I spent yesterday with 62 employers , 1 of whom had staged auto-enrolment (a small employer in the June 2015 trial).
As I listened to questions and talked with my friend at the Regulator who was co-speaker, I tried to focus on how the next three years is going to be for these bosses and what we can do to make it better. Here are the five ideas that came to mind.
- Stop profiteering out of training. The seminar I was had , had 2 no-shows out of 64 acceptances. It was free. The Regulator told me of a series of seminars where no shows have been well over 50% and attendees as low as 7, less than half the numbers tPR need to make a seminar viable. The difference- price. Charging £250 a head to sell your software and present the Regulator (who speaks for free) is profiteering. If software planners are planning another round of chargeable sales pitches, please stop now – you are profiteering, bringing AE into disrepute and tying up training resource that could be used elsewhere.
- Stop sensational, cheap journalism. This article that appeared in one of the FT journals is materially wrong, I have spoken with Steve Brice who was speaking on a panel at which I was also speaking. Journalists sensationalising the challenges of auto-enrolment to create panic should have their knuckles rapped. In this case, the journalist needs to check his sources and their context.
- Benchmark the price for staging and ongoing support; It is high time that those organisations who sit above the commercial organisations, gave some shape to the market. One of the most common questions I’m asked by SMEs is “how much should I be paying. My answer is that staging should cost no more than £500 in external fees and the costs of managing auto-enrolment should be between £1 and £2 per employee per month.
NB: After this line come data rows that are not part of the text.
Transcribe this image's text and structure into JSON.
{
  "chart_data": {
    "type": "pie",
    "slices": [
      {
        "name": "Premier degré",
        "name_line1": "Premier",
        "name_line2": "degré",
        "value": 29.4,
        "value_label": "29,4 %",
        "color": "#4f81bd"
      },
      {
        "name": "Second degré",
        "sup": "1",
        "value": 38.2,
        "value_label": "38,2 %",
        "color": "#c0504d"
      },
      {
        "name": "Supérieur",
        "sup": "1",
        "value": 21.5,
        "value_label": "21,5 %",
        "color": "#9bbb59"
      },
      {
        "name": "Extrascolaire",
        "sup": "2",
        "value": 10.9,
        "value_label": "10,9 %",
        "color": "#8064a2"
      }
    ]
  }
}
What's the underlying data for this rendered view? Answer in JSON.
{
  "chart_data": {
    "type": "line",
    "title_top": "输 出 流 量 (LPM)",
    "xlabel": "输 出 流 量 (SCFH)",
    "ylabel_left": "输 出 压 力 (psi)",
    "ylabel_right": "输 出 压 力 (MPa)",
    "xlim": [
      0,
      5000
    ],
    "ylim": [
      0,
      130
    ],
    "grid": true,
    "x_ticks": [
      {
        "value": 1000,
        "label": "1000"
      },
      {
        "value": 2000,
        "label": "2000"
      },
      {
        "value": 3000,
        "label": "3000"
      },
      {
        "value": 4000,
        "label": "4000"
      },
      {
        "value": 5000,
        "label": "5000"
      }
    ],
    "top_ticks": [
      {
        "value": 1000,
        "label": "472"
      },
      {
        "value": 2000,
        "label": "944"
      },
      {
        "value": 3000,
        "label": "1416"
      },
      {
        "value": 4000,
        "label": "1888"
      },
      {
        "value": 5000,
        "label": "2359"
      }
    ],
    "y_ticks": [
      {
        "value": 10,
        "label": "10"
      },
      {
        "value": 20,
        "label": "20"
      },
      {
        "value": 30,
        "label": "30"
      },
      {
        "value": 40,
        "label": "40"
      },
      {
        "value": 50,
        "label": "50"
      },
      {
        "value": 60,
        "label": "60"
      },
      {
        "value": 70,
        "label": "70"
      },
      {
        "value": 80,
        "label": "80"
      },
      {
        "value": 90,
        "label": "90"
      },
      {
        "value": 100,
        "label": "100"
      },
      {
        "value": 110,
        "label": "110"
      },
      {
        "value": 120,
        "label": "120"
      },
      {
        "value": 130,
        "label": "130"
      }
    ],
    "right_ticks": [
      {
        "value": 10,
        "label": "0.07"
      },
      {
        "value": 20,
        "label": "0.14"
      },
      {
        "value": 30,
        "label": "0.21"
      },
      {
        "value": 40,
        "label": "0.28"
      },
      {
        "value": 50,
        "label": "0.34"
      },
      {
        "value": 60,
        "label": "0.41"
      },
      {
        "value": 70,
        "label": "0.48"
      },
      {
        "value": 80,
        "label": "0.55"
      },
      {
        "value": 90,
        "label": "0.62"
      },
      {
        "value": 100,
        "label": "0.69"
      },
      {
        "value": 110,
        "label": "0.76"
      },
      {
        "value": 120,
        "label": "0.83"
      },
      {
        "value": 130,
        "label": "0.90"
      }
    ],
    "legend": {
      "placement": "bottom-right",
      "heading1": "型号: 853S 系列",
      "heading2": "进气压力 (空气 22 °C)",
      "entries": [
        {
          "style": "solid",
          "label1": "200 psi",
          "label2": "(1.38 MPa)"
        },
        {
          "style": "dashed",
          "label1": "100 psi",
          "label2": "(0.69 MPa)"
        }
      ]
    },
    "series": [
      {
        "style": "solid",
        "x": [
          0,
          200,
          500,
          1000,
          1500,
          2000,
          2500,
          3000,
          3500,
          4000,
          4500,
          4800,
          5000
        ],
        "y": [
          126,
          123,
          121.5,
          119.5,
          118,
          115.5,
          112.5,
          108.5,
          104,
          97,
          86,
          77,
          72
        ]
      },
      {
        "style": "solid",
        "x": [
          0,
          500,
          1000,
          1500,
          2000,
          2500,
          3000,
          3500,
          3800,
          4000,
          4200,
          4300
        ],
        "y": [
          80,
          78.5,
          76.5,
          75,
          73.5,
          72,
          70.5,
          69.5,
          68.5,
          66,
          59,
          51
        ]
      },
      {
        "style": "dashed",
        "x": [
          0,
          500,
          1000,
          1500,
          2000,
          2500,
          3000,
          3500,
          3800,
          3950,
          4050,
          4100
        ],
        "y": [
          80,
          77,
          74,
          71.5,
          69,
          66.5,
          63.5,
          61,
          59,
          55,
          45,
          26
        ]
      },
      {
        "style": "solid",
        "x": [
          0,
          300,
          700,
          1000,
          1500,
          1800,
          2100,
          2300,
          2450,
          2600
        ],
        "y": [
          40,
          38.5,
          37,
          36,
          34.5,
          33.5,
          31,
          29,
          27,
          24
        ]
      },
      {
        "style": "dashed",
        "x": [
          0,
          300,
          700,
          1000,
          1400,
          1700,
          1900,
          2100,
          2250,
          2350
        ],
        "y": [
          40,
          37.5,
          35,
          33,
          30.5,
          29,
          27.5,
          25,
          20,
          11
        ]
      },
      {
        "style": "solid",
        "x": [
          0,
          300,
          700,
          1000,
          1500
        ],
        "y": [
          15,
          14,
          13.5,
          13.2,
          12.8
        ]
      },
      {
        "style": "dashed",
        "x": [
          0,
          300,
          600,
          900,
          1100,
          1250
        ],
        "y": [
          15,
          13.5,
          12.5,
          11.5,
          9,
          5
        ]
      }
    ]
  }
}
I may have these numbers wrong but at least we have a starting point for further discussions.
- Encourage self-service; for every four employers who look for an outsourced solution, there is one who feels it can self-serve auto-enrolment, The four that outsource and probably should keep part of the process in house, saving money. The reason for outsourcing is typically because employers are frightened by the presentation of the rules (usually in association with big fines).Lets’ encourage engagement, education and empowerment, not supine outsourcing.
- Talk up pensions; we all know how easy it is to focus on the apparatus of auto-enrolment, but for the people who have to pay for the apparatus, it is not compliance that is the most important thing, it is their business. Any successful business is going to prize its human resource above all else. Auto-enrolment is about people and their retirement, we need to encourage people to think about the advantages of offering proper pensions to staff (as well as the disadvantages of not setting up and running auto-enrolment profitably).
When I and the Regulator had finished, the one person who had staged auto-enrolment stood up and told the audience that she had been frightened at first, but that she had followed the Regulator’s instructions (taken their 10 steps), chosen her pension with care and used her payroll bureaux’ service to manage things going forward.
I would like to thank that woman for she did more good in a minute than we had done in two hours.
There is a sixth thing I’d like to change with auto-enrolment and that is the tone of the debate. It is time to focus on how to make every employer as good as that woman. There is one word that stands out – we need to give confidence to those who are staging and restore confidence in pensions.